Я красил оранжевым пять, десять листов — никак!
— Ладно, наверное, сейчас слишком жарко, завтра попробуем еще.
Если же я собирался рисовать что-нибудь свое, то получал только старые
выжатые тюбики, иногда со вспоротым брюхом, чтобы достать последние капли краски. Или же новые, нетронутые, но затвердевшие, иногда даже уложенные в фабричной коробке с надписью кириллицей — мне хотелось думать, что папа ездил когда-то по знаменитой Транссибирской магистрали и возил эту коробку с собой. В ту пору фирмы, производящие художественные принадлежности, уже начали бесплатно поставлять их некоторым мастерам, а у отца в шкафах и так были целые склады коробок и ящиков с красками, хватило бы на роспись плафонов всех оперных театров мира, но он никогда не выбрасывал старые, пока они не кончатся совсем, — привычка, сохранившаяся со времен парижского Ла Рюш[5], когда нищим художникам было нечем и не на чем работать и, за отсутствием холста, они писали на простынях. Вот мне и приходилось идти в мастерскую к Огюсту, зажимать эти засохшие тюбики в тиски и распиливать пилкой под ворчание Огюста — ему, конечно, именно теперь нужны были тиски.

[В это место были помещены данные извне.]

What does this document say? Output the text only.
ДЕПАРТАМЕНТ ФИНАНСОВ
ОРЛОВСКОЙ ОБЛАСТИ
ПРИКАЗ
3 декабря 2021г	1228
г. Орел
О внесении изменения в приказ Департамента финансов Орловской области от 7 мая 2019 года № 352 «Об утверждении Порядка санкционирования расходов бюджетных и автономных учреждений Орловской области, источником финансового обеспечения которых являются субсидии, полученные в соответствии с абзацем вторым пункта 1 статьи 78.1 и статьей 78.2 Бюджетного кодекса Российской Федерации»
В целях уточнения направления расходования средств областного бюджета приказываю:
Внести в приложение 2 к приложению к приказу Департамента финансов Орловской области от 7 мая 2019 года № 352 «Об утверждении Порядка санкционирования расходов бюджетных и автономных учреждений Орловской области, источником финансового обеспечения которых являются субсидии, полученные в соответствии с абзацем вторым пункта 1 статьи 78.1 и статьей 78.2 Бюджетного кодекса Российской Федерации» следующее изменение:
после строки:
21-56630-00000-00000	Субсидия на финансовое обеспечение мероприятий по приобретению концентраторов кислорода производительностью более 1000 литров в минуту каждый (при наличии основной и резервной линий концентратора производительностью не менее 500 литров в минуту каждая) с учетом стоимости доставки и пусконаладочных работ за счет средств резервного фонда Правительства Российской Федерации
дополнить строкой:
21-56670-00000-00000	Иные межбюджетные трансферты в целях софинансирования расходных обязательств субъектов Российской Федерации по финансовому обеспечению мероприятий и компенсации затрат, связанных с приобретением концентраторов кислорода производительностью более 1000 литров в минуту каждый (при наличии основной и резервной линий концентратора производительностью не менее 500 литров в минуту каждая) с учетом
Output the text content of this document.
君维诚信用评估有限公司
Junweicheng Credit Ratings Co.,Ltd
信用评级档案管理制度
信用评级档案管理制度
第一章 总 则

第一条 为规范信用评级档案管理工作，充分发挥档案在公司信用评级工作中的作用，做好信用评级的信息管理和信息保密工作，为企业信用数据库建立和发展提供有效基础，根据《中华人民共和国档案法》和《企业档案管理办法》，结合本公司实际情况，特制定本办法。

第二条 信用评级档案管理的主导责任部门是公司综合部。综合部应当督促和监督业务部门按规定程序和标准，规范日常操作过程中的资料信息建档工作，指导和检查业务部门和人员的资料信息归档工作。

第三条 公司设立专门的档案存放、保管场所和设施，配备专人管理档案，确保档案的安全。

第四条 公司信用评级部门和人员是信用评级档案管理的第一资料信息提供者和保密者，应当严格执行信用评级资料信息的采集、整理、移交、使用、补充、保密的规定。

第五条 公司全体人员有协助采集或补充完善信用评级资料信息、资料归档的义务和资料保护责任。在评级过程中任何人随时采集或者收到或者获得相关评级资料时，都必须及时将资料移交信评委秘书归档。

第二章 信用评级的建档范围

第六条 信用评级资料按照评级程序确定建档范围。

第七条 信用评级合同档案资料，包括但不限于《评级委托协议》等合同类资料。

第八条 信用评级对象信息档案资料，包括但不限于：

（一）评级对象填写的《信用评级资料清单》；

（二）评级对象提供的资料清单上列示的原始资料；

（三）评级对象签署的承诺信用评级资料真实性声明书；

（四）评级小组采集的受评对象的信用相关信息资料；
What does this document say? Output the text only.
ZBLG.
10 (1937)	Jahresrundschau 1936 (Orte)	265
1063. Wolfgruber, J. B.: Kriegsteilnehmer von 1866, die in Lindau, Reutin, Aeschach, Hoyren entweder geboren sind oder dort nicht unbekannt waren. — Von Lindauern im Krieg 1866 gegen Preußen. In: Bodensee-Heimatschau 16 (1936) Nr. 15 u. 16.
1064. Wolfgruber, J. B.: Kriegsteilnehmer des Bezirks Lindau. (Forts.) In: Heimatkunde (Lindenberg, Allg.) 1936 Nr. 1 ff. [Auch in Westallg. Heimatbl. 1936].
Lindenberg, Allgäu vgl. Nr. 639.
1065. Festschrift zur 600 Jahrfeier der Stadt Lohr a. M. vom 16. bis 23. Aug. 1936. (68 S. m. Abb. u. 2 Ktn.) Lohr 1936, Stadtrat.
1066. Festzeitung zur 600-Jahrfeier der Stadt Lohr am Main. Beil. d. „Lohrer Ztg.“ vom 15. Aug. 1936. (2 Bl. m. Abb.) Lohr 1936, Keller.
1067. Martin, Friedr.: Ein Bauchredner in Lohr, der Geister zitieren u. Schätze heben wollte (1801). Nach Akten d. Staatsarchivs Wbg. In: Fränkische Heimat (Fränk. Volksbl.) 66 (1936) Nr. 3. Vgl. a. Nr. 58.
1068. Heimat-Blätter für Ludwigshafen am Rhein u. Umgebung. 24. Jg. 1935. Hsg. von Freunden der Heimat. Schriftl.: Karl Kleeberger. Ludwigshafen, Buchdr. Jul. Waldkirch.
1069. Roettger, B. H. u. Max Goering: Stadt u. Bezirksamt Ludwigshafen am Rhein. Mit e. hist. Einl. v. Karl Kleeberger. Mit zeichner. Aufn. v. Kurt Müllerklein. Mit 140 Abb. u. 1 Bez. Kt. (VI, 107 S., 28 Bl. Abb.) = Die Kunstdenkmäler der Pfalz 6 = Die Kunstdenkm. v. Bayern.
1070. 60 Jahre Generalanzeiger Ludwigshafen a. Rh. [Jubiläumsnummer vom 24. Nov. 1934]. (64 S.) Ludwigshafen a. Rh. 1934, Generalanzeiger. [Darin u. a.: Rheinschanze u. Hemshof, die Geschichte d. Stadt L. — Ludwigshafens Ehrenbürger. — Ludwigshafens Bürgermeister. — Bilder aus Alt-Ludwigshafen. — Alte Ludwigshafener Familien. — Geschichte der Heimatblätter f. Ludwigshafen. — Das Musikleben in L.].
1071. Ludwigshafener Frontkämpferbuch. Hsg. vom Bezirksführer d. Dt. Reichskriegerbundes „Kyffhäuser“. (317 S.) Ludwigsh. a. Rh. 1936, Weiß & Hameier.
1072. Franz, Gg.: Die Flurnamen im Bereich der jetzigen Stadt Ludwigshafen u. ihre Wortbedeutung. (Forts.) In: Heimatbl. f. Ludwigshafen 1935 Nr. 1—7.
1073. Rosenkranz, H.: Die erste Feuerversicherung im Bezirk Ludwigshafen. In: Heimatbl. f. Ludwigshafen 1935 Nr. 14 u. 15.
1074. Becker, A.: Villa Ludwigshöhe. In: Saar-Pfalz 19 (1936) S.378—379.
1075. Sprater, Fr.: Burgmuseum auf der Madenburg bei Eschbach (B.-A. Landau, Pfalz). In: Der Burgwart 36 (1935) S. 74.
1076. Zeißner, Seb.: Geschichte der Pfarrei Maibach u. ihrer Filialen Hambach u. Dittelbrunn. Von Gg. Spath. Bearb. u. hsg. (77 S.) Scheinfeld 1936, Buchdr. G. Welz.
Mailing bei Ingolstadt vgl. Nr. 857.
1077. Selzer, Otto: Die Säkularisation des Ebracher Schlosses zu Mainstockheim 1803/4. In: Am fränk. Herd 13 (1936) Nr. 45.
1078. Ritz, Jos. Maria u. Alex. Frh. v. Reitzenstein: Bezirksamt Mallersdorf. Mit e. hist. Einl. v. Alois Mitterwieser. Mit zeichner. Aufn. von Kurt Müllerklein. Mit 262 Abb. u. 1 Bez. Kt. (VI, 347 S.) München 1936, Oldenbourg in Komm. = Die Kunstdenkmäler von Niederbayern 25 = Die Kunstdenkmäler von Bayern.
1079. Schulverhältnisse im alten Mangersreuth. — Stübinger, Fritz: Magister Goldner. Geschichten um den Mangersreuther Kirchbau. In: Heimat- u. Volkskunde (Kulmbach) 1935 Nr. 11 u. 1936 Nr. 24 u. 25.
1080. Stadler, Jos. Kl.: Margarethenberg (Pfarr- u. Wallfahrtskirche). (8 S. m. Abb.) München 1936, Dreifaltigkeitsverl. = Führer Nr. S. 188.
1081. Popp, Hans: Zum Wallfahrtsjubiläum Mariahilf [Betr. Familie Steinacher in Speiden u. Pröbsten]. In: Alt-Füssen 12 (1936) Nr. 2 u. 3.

Мадам звала Огюста Огюстом, отец, выходец из простонародья, стеснялся называть человека просто по имени и говорил «месье Тиберти». Короткое «Тиберти!» означало, что он рассержен. А как быть мне? Мой отец был из очень бедной семьи и стал очень богатым, мать, наоборот, — из очень богатой, а стала довольно бедной, вот я и выбрал нечто среднее: «месье Огюст». Выпотрошив тюбики, я разбивал сухие комки молотком — Огюст смотрел сурово и нетерпеливо, ему был срочно нужен молоток. Краска превращалась в порошок, который я разводил, как майонез: добавлял желток из выкраденного на кухне яйца и льняное масло по капелькам, получалась гладкая однородная масса, точь-в-точь покупная краска. Я не первый придумал этот способ, задолго до меня его изобрели торговцы поддельными картинами. Они покупали плохонькое полотно, написанное в то время, когда жил намеченный для махинации художник, например в начале двадцатого века, соскабливали оригинальное изображение и заказывали умельцам написать на этом холсте фальшивку такими вот заново разведенными красками из старых пигментов, которые выискивали у старьевщиков или по углам художественных мастерских; и никакая экспертиза, включая радиоуглеродный анализ, не докопается: холст настоящий, девятисотого года, ну и при условии, что тот, кто писал, обладает минимальным талантом и грамотно подделана подпись, картина становилась сначала «предположительно», а затем, пройдя две-три продажи, — и «бесспорно подлинной». Сегодня, как уверяют торговцы, такие вещи больше не делаются.
Однажды, когда я перетирал и размешивал небесно-голубую краску, Огюст вдруг выронил стамеску и застыл, будто увидел черта. Так оно и было: в дверях мастерской стояла, уперев руки в боки, Мадам.
— Можно узнать, чем ты тут занимаешься?
Бедная Роза, которую обвинили в краже яиц, не выдержала и проговорилась, за что потом, еще три лета, все корила себя. Хватит на семью и одного художника, я должен стать архитектором, а рисовать не должен и не буду, мне велено строить в саду шалаши и домики, мне десять лет, я ненавижу шалаши, я ненавижу домики, я ненавижу шалаши и домики, на всей Земле я единственный, один-единственный на миллиард, ребенок, которого тошнит от шалашей.